Sequential version of the all-pay auction. Two bidders alternate in bidding. A prize of \$5 is auctioned. At each move of the game, the bidding player decides whether to raise the current bid by \$1 or to quit. The auction ends when one of the players quits. The winner gets the prize and both players pay the amounts of their most recent bids. Player 1 begins the auction with the bid \$1 (unless Player 1 decides to quit, in which case the prize goes to Player 2 and both players pay nothing). If both players raise their bids forever, they both receive $-\infty$ as their payoffs. There is no discount factor in this case.
(a) Find all Nash equilibria in pure strategies.
(b) Find all subgame-perfect equilibria in pure strategies.
To answer this question, I understand that for finding the Nash Equilibria in pure strategies, these can include actions on information sets that might not occur.

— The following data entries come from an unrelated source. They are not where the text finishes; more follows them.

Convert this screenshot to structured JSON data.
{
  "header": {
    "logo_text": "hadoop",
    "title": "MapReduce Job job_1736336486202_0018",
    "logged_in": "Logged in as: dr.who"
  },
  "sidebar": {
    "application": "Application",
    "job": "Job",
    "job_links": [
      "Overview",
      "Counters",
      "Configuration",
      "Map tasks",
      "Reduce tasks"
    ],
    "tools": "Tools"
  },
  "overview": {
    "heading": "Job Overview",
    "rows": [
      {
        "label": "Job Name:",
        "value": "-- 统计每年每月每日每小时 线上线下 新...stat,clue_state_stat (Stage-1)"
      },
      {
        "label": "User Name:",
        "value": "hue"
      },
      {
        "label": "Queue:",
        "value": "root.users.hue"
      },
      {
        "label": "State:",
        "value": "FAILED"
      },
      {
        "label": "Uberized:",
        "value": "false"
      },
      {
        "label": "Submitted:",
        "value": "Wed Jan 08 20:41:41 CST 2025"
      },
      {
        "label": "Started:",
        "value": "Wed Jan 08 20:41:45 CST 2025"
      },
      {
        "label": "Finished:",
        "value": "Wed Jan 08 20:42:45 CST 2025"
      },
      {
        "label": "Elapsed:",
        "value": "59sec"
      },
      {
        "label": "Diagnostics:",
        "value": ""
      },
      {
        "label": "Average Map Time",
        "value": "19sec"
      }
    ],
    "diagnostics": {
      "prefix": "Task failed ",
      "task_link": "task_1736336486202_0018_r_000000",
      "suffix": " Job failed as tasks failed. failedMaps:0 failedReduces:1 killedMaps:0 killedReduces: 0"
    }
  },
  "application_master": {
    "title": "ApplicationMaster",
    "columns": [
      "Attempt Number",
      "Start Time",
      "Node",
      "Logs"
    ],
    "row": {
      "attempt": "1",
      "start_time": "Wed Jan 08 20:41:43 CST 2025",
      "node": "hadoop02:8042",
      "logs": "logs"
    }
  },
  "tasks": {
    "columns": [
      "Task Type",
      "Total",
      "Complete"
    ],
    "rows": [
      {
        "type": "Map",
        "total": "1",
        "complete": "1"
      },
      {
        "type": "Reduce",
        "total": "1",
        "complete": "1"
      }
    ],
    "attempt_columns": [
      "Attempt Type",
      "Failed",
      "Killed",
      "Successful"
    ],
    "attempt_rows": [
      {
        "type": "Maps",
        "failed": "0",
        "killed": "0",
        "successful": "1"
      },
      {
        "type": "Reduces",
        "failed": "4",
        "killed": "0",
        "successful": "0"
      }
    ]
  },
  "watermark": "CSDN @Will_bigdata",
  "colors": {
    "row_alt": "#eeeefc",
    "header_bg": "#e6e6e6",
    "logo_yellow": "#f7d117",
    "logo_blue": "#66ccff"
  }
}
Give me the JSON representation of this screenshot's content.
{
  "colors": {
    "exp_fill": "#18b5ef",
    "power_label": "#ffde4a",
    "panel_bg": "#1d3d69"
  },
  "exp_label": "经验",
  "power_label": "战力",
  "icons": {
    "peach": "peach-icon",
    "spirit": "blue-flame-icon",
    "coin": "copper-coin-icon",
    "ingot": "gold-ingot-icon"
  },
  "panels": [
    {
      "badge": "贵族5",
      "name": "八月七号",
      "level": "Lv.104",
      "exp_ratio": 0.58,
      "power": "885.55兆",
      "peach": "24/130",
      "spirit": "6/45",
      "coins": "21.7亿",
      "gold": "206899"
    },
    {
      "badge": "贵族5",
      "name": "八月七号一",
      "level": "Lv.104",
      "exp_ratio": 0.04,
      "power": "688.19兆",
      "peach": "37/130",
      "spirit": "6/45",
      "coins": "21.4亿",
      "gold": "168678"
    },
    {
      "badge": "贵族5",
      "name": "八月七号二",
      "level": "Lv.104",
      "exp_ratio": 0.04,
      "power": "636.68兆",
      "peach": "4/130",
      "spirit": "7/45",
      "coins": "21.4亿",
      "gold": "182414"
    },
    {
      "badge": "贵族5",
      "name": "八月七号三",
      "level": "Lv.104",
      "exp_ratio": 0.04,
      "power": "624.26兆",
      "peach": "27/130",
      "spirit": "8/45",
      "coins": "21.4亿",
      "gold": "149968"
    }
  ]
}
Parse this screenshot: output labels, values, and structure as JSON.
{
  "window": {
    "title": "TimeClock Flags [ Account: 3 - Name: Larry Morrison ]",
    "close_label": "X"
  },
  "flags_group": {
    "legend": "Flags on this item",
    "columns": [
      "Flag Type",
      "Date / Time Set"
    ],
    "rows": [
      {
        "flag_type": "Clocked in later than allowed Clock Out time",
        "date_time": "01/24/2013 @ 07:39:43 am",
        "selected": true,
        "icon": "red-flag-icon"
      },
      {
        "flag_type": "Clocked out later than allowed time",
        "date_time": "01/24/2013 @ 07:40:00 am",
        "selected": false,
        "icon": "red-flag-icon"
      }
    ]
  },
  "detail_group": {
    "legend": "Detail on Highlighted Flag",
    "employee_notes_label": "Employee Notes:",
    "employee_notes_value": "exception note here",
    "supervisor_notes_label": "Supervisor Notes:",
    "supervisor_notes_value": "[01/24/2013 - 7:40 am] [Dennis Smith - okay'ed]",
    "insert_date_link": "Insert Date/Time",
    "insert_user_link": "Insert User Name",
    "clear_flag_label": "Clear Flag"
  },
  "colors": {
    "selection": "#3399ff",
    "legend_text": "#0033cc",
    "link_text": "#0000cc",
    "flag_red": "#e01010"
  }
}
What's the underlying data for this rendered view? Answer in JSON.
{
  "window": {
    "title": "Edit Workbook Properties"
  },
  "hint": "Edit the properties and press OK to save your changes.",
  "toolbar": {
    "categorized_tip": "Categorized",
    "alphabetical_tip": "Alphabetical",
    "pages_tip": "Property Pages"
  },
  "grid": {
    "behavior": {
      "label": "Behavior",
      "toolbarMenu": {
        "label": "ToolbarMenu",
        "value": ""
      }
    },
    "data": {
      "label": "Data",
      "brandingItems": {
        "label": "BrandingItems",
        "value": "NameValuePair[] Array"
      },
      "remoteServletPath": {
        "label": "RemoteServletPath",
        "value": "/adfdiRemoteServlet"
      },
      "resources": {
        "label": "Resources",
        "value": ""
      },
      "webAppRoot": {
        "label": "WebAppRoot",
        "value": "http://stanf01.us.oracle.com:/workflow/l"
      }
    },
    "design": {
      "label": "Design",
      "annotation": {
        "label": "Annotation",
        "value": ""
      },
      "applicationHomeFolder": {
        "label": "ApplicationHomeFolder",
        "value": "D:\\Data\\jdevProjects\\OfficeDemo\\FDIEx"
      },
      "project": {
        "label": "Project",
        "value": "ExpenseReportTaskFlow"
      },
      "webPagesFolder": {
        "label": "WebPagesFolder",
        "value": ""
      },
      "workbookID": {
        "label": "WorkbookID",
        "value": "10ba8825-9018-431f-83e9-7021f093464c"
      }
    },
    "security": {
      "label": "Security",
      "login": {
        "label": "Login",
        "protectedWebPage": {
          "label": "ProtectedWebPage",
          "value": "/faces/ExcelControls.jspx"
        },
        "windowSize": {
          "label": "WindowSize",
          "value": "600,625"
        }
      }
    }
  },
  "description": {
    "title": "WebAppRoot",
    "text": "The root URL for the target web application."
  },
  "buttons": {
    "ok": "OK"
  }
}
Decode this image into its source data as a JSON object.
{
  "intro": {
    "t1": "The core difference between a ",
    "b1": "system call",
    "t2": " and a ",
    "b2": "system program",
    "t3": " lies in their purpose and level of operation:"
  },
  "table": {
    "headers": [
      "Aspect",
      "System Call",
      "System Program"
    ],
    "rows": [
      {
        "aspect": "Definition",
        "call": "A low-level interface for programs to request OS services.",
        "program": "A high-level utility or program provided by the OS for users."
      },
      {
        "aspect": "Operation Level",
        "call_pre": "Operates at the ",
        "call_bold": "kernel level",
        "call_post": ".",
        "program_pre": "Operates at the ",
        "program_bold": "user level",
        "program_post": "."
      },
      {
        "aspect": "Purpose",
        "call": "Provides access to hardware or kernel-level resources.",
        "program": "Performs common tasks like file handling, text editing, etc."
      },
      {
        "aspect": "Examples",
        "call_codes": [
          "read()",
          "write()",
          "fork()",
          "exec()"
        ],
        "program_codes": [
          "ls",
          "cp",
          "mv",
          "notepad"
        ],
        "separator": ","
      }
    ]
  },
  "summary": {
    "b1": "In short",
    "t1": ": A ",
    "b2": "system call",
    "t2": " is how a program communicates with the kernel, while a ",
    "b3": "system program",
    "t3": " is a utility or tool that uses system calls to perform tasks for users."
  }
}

In this sense, the strategy profile (Bidder 1 (B1) always raise, Bidder 2 (B2) always quit) is a pure strategy NE: If B1 raise in the first period, B2 quit in the second period, then the payoffs are P1=4 P2=0. Since B1 action is raise in the third period and B2 is quit in the 4th period (with payoffs of P1=2,-2), then neither of them has incentive to deviate. Similarly, the strategy profile (B1 always quit, B2 always raise) is also a NE for similar reasons.
Is my reasoning correct? Are these the only NE in pure strategies?
On the other hand, I was trying to use some sort of backward induction for answering the second question, but I'm really struggling with the logic. Any hint?